IMHO, BatchNorm should happen after the data has been processed by the first layer. Having preprocessing by Normalization and immediately applying BatchNorm to the data would be somehow doubled.

This behavior would then also differ from the TensorFlow implementation where the data gets passed directly into the first linear layer: https://github.com/yzhao062/pyod/blob/master/pyod/models/auto_encoder.py#L172-L179

EDIT: I just noticed there is also a dropout layer after the last linear layer (and activation). This should IMHO also not be the case, as this would purposely set elements of the reconstructed sample (output) to zero. This also differs from the TensorFlow implementation. See https://github.com/yzhao062/pyod/blob/master/pyod/models/auto_encoder.py#L190-L191 Also the DropOut is applied before the batch norm which will definitely skew the result. The batch norm won't be able to learn a good normalization if dropout is randomly applied right before (and turned off for inference).

TL;DR

Currently the order is: Input->BatchNorm->Neurons->Activation->DropOut->BatchNorm->.... IMHO it should be: Input->Neurons->BatchNorm->Activation->DropOut->Neurons->....

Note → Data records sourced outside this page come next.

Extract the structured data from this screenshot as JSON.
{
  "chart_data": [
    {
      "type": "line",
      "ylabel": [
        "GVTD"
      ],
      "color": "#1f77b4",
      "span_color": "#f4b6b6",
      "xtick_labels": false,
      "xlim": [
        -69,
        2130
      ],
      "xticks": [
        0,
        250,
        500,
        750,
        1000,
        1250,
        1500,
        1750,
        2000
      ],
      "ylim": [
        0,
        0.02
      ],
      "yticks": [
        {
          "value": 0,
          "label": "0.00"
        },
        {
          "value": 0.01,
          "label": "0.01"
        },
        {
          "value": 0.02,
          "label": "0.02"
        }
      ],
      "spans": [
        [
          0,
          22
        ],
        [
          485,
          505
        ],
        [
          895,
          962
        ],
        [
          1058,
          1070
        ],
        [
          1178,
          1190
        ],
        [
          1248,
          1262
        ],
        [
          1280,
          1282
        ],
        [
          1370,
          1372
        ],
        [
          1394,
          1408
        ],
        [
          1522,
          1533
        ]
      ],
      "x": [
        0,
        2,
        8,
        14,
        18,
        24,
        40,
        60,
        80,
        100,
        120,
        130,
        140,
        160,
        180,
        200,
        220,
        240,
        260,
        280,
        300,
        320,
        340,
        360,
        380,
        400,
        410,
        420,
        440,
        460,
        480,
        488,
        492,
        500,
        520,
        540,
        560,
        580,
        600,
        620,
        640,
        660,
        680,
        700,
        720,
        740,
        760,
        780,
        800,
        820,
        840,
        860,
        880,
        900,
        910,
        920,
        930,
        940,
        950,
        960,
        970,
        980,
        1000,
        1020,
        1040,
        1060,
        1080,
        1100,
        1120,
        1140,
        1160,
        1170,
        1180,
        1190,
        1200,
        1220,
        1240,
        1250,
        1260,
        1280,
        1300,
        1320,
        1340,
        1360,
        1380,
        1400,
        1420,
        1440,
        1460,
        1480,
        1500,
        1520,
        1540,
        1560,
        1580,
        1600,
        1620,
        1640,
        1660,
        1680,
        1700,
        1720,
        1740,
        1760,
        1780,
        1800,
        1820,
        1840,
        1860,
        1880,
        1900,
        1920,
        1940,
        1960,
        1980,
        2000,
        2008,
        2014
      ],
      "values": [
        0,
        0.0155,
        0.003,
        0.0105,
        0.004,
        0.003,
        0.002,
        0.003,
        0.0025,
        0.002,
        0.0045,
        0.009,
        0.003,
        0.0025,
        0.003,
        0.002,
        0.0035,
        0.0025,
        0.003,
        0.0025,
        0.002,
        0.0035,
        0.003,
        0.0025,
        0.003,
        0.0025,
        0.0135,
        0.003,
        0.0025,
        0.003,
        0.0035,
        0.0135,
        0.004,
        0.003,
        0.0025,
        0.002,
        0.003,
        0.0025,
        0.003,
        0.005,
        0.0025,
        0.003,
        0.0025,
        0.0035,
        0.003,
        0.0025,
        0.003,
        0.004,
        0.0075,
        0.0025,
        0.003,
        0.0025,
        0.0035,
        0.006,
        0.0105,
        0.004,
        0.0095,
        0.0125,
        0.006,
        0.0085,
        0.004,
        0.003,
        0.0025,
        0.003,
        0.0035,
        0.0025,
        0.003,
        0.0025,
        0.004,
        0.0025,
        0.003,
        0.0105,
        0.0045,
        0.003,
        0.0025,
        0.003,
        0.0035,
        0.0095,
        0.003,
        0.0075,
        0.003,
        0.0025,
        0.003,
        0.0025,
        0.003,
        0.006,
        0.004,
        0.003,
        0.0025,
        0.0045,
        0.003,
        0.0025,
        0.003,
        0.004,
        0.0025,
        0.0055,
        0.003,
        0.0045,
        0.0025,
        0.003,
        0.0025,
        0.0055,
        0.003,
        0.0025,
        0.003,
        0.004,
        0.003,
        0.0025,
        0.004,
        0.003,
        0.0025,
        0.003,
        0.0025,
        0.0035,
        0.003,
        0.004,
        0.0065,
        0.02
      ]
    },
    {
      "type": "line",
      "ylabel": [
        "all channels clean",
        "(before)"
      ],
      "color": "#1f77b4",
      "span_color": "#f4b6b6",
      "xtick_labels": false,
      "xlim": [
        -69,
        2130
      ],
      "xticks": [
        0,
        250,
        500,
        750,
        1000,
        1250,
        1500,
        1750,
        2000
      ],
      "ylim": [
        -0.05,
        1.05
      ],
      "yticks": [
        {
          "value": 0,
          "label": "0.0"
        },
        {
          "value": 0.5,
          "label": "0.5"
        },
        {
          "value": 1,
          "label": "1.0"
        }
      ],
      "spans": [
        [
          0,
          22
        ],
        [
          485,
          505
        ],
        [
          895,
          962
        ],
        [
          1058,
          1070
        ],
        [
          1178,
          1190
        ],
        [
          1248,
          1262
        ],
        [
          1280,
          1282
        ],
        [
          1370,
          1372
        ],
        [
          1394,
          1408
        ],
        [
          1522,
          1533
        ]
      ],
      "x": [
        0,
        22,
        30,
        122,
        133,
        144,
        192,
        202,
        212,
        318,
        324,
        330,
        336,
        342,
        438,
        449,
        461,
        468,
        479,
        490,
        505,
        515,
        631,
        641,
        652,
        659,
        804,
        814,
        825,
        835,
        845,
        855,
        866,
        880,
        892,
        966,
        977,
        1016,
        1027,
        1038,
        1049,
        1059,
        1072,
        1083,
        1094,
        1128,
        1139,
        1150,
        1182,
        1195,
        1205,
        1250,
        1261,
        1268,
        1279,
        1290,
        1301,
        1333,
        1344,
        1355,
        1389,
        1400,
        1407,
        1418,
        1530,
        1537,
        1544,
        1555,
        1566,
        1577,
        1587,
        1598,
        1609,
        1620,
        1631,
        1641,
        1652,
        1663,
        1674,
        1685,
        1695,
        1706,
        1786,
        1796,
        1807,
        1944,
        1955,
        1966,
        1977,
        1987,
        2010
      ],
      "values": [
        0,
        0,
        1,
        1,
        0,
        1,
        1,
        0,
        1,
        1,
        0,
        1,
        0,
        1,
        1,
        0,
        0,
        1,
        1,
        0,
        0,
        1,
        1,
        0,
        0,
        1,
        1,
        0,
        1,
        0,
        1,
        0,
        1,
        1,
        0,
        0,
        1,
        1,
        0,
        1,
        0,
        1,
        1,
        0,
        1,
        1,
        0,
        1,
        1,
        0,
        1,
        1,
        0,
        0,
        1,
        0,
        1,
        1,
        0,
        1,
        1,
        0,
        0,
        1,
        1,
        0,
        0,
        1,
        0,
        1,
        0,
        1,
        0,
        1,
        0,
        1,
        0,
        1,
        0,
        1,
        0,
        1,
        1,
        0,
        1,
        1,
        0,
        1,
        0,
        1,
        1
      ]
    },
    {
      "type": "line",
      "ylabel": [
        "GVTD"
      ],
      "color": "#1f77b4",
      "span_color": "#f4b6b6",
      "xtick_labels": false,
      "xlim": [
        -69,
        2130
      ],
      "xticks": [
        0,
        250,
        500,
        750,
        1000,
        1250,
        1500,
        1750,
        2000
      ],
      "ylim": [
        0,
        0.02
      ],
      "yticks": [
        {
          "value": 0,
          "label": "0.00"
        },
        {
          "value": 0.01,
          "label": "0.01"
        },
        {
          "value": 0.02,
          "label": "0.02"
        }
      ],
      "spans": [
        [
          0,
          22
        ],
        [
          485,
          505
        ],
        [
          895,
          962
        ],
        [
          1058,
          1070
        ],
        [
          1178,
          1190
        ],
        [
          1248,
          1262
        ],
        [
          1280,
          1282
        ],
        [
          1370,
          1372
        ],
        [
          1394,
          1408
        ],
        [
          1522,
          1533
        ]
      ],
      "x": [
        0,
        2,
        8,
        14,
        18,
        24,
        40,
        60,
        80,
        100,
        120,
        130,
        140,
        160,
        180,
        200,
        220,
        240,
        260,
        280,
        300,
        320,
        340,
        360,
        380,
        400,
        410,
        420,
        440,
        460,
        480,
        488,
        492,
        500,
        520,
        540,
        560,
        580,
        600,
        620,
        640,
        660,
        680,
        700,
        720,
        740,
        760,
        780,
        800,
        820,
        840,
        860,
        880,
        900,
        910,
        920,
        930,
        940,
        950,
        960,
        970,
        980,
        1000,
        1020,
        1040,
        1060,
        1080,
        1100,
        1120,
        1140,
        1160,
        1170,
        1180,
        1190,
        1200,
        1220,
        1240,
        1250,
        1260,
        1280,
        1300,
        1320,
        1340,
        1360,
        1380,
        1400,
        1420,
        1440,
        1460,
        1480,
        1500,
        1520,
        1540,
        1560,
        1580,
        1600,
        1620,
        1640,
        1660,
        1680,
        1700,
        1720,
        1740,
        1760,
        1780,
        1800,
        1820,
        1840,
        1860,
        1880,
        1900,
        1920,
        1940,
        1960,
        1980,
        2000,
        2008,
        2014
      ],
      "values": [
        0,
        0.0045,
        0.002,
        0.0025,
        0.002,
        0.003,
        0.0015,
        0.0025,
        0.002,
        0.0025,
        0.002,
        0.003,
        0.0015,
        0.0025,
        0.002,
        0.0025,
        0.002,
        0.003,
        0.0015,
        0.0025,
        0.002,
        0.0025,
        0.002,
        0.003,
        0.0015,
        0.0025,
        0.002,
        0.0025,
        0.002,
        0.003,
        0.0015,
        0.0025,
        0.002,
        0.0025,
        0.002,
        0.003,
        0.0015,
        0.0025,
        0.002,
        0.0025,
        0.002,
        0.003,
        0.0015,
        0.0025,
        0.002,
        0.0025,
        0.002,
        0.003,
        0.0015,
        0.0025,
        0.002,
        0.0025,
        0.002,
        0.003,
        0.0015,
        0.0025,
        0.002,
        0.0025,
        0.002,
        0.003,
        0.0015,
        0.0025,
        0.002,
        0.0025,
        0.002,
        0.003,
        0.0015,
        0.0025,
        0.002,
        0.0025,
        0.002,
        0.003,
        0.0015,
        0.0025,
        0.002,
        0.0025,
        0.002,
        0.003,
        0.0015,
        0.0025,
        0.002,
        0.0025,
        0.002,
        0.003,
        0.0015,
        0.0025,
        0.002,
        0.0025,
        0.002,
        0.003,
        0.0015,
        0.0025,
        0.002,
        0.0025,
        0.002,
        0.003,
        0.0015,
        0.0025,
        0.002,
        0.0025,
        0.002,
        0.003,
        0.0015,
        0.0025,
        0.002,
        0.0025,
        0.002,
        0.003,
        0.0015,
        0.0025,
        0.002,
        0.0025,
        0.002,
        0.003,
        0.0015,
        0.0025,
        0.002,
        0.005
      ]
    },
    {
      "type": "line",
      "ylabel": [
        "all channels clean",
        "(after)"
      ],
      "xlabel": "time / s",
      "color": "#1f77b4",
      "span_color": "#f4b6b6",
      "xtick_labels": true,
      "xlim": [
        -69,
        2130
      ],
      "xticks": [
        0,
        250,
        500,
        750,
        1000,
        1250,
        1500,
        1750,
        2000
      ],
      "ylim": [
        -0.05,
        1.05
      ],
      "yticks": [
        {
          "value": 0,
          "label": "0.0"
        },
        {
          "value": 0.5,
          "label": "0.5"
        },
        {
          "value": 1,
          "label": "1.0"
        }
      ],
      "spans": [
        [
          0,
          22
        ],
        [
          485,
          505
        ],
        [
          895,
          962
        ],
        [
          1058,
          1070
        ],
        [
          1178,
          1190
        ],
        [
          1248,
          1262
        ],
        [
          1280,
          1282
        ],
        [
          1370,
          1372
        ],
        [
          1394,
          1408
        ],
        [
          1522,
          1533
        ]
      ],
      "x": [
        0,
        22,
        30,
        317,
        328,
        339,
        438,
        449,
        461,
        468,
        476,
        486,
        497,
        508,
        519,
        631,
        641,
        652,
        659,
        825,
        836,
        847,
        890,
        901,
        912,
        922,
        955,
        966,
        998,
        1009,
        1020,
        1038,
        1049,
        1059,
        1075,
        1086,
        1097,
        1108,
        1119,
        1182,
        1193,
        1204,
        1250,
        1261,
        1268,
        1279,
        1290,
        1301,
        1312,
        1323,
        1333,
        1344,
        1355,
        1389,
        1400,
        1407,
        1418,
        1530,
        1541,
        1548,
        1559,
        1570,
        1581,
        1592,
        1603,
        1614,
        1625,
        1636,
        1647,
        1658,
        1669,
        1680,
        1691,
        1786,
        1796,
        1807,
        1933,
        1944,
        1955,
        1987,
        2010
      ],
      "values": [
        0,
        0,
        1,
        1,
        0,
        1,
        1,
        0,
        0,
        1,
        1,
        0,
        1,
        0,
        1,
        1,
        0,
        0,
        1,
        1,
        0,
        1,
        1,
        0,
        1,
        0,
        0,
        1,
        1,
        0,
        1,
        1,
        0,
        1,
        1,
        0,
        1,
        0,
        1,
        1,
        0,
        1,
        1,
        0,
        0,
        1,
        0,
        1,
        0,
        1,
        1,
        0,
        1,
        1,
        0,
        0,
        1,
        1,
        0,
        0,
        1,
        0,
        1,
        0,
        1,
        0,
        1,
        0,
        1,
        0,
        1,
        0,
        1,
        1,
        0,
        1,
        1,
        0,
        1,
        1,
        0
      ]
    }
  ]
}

I verified my suspicion by running the PyTorch AutoEncoder Example with print(cls) after Line 39.

The output was the following:

AutoEncoder(batch_norm=True, batch_size=32, contamination=0.1,
      device=device(type='cpu'), dropout_rate=0.2, epochs=10,
      hidden_activation='relu', hidden_neurons=[64, 32],
      learning_rate=0.001, loss_fn=MSELoss(), preprocessing=True,
      weight_decay=1e-05)
inner_autoencoder(
  (activation): ReLU()
  (encoder): Sequential(
    (batch_norm0): BatchNorm1d(300, eps=1e-05, momentum=0.1, affine=True, track_running_stats=True)
    (linear0): Linear(in_features=300, out_features=64, bias=True)
    (relu0): ReLU()
    (dropout0): Dropout(p=0.2, inplace=False)
    (batch_norm1): BatchNorm1d(64, eps=1e-05, momentum=0.1, affine=True, track_running_stats=True)
    (linear1): Linear(in_features=64, out_features=32, bias=True)
    (relu1): ReLU()
    (dropout1): Dropout(p=0.2, inplace=False)
  )
  (decoder): Sequential(
    (batch_norm0): BatchNorm1d(32, eps=1e-05, momentum=0.1, affine=True, track_running_stats=True)
    (linear0): Linear(in_features=32, out_features=64, bias=True)
    (dropout0): Dropout(p=0.2, inplace=False)
    (batch_norm1): BatchNorm1d(64, eps=1e-05, momentum=0.1, affine=True, track_running_stats=True)
    (linear1): Linear(in_features=64, out_features=300, bias=True)
    (dropout1): Dropout(p=0.2, inplace=False)
  )
)

There you can see that the first element in the sequential of the encoder is a BatchNorm. A Pullrequest resolving this issue is on the way. Thanks for reading! (EDIT: See Pullrequest #435 )

If you are annoyed by my fine-grained Pullrequests or issues, please let me know. I don't want to cause any extra work.